| Red-throated Loon | |
|---|---|
![]() Adult in breeding plumage and young | |
| Scientific classification | |
| Kingdom: | Animalia |
| Phylum: | Chordata |
| Class: | Aves |
| Order: | Gaviiformes |
| Family: | Gaviidae |
| Genus: | Gavia |
| Species: | Gavia stellata |
The Red-throated Loon (Gavia stellata) is commonly sighted along the Pacific coast and on tundra breeding grounds; rare elsewhere in western North America. Winters on open lakes, bays, and especially ocean.
Appearance[]
The Red-throated Loon has a slender bill which is upturned and usually raised above horizontal. It's call is a quacking or gull-like wailing.
Length: 63cm/25"
Wing Span: 90cm/36"
Weight: 1.4kg/3.1lb
Behavior[]
Adult and young Red-throated Loons move toward coastlines in preparation for migration, which occurs at least partly at night. Daytime movements of many thousands are often seen along marine coasts. When foraging over the ocean, this species is highly mobile and may dive for prey, much like the Northern Gannet, which occupies a similar niche in winter, though gannets can consume larger prey and forage farther from shore.
Feeding[]
Red-throated Loons eat several types of fish, leeches, copepods, crustaceans, mollusks, squid, polychaete worms, and aquatic insects. It hunts for prey by diving underwater and grasping the prey by its bill. They often locate prey first by dipping their head underwater and looking around as they rest on the water’s surface.
Breeding and Nesting[]
Red-throated Loons are monogamous, but not much is known about the longevity of their bonds or where and how pairs form. Pairs use displays to defend territories (chiefly the nesting pond and nest vicinity) against intruders, including humans. Adults may raise or lower the neck, splash-dive, slap the water with their feet (recalling a beaver tail-slap), to warn intruders, or may rush across the water with wings partly open and head extended, in threat. Pairs are often observed raising the body out of the water, extend the neck, raise the wings, and tip the bill downward.
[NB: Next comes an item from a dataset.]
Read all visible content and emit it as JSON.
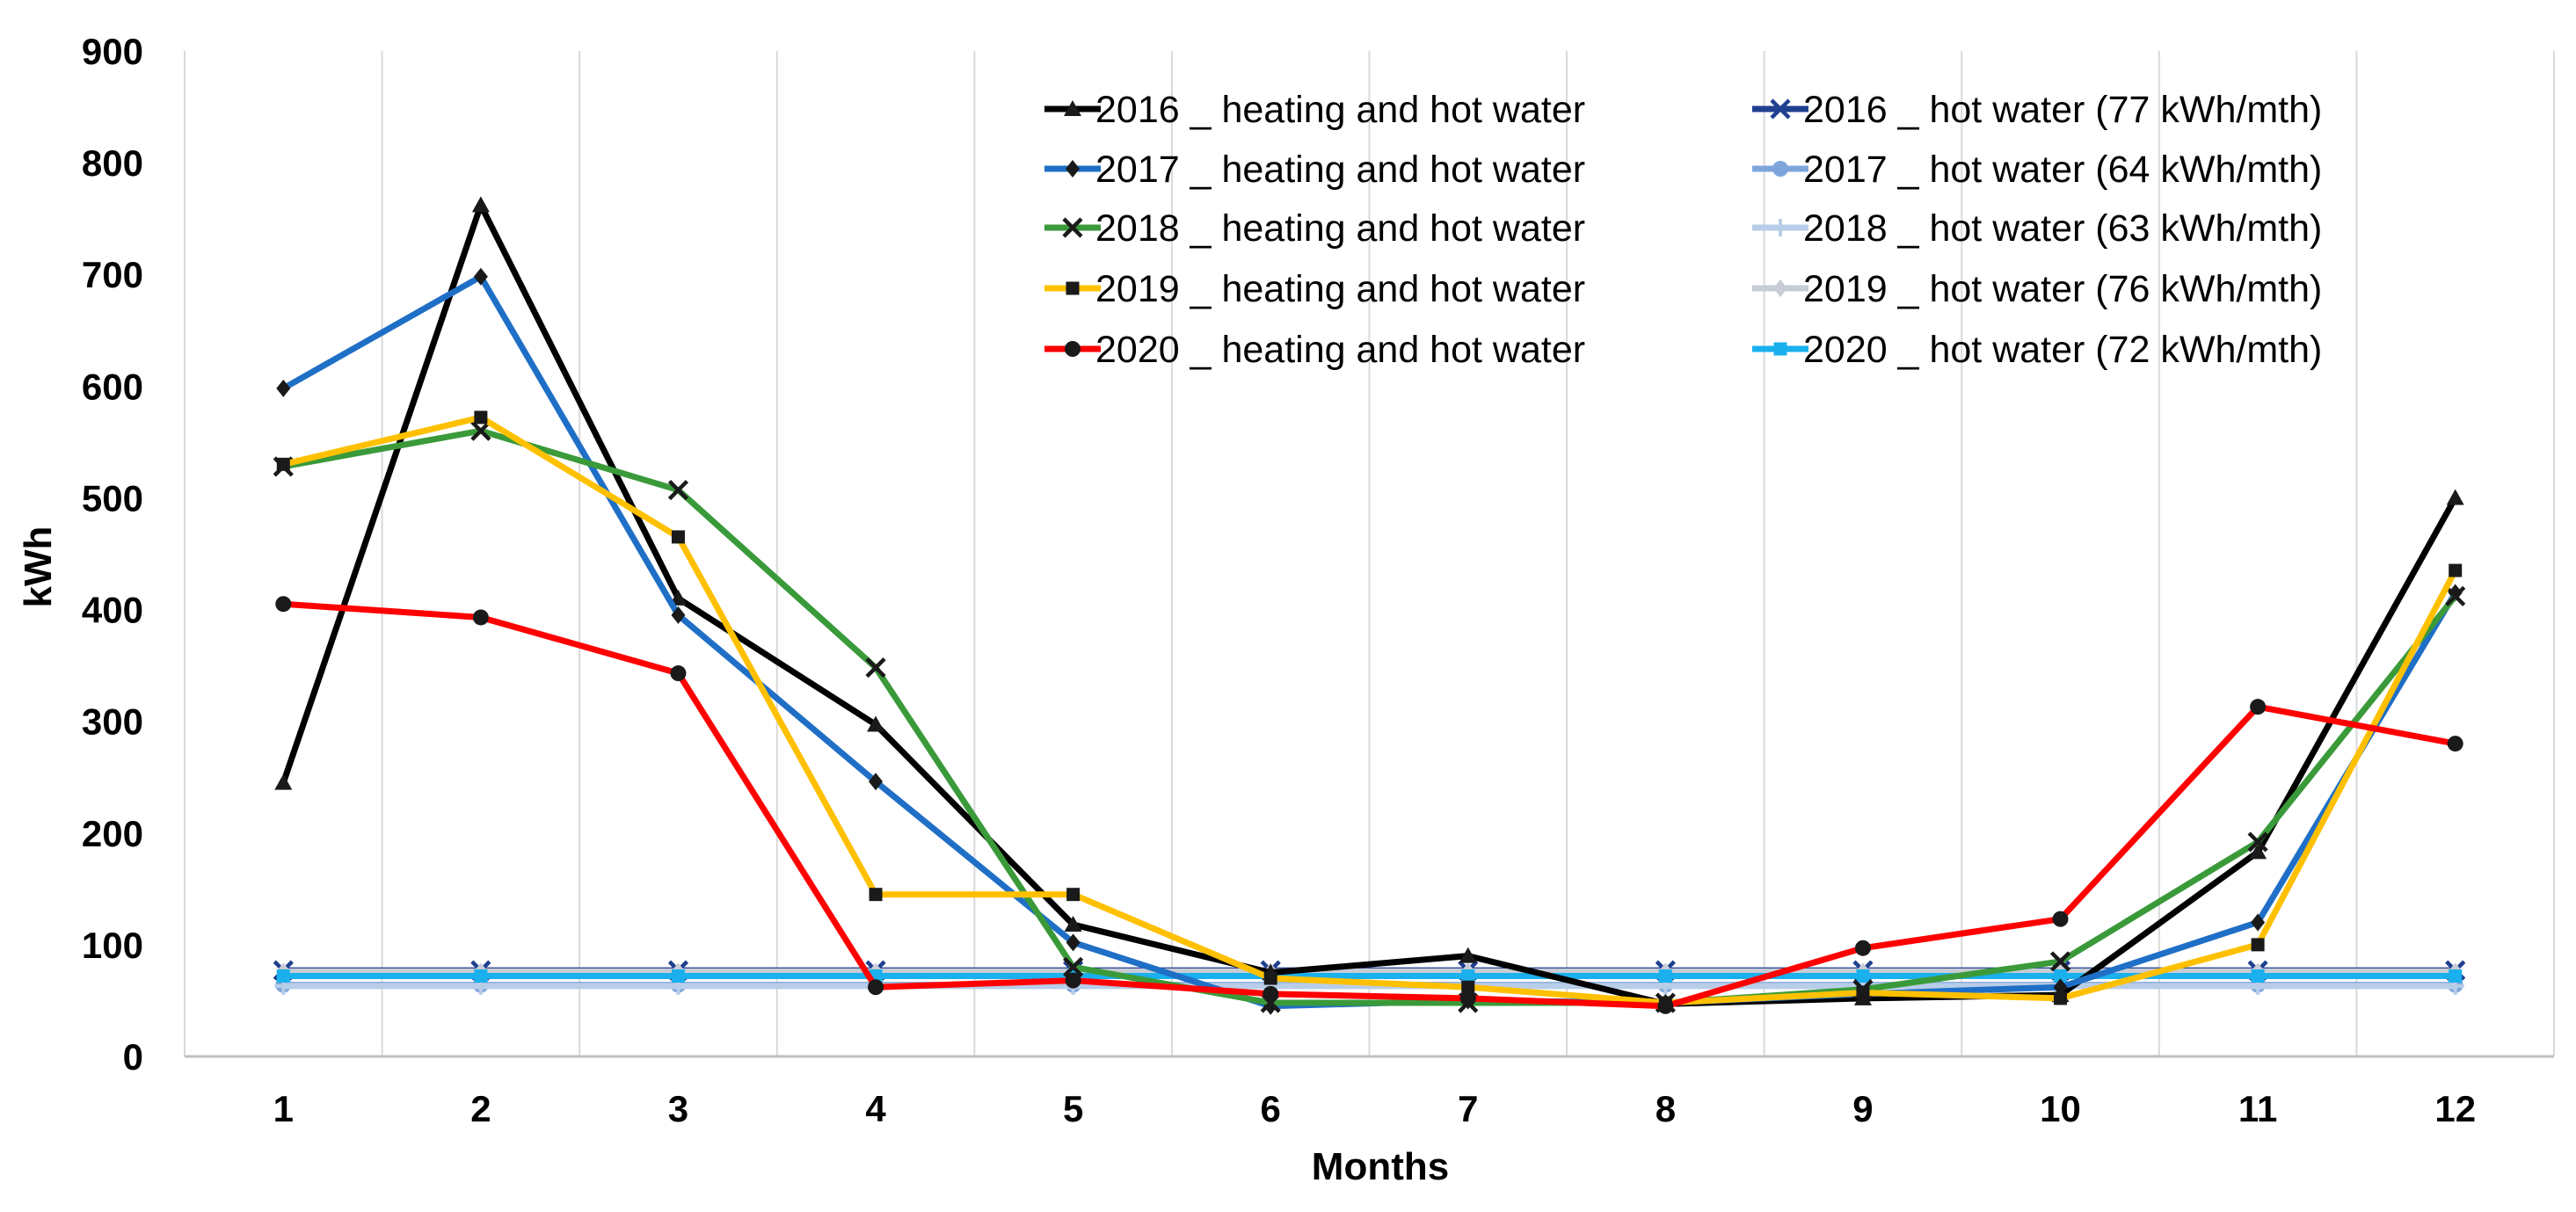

This display is known as the "plesiosaur posture". Another similar display known as the "penguin posture" involves raising the body vertically, stretching out the neck, and pointing the head and bill downward. Males and females perform these displays typically at other Red-throated Loons who intrude on their territory. Both parents tend and feed the young. After the young birds are several weeks old, they sometimes move to a different pond or lake.
Male Red-throated Loons select the nest site, usually in wetlands at the edge of a shallow, small pond or on a small island in the pond. In the high arctic, they nest on larger ponds. Nests are always built on vegetation, never on rocks. Both the male and female build the nest, either on the shoreline or in shallow water near it. Nests are mounds of moss, decayed vegetation, grasses, sedges, and mud, sometimes lined with dry grass, gathered from the immediate vicinity of the nest and formed with the feet and body. In some cases, no nest material is used, making it just a depression in the vegetation. Nests average about 18 inches across and about 3 inches above waterline; the interior depression averages 9.5 inches across and 1.6 inches deep. 1 to 2 eggs are laid and 1 brood is raised per year.
Distribution and Habitat[]
The Red-throated Loon is present in Eurasia and North America, breeding in the northern parts of both continents. It winters along the coasts of east Asia, west Europe, parts of Mediterranean and Caspian Sea Pacific and Atlantic coasts of Canada and USA.
Red-throated Loons breed in rugged tundra and taiga wetlands in both lowlands and highlands, up to about 3,500 feet elevation. Their ability to spring into flight without first pattering on the water (as other loons have to do) permits them to use small ponds for nesting. They do use larger lakes in places where larger loons are absent. In migration, they fly along ocean shorelines and also along the shores of large lakes (such as the Great Lakes), but their precise migration routes are not known. Foul weather sometimes grounds migrants in places where they would not otherwise land, such as rivers and small lakes in interior North America. Wintering birds are found only in shallower marine waters near land, and in major estuaries and sounds. They are very rarely seen far out to sea.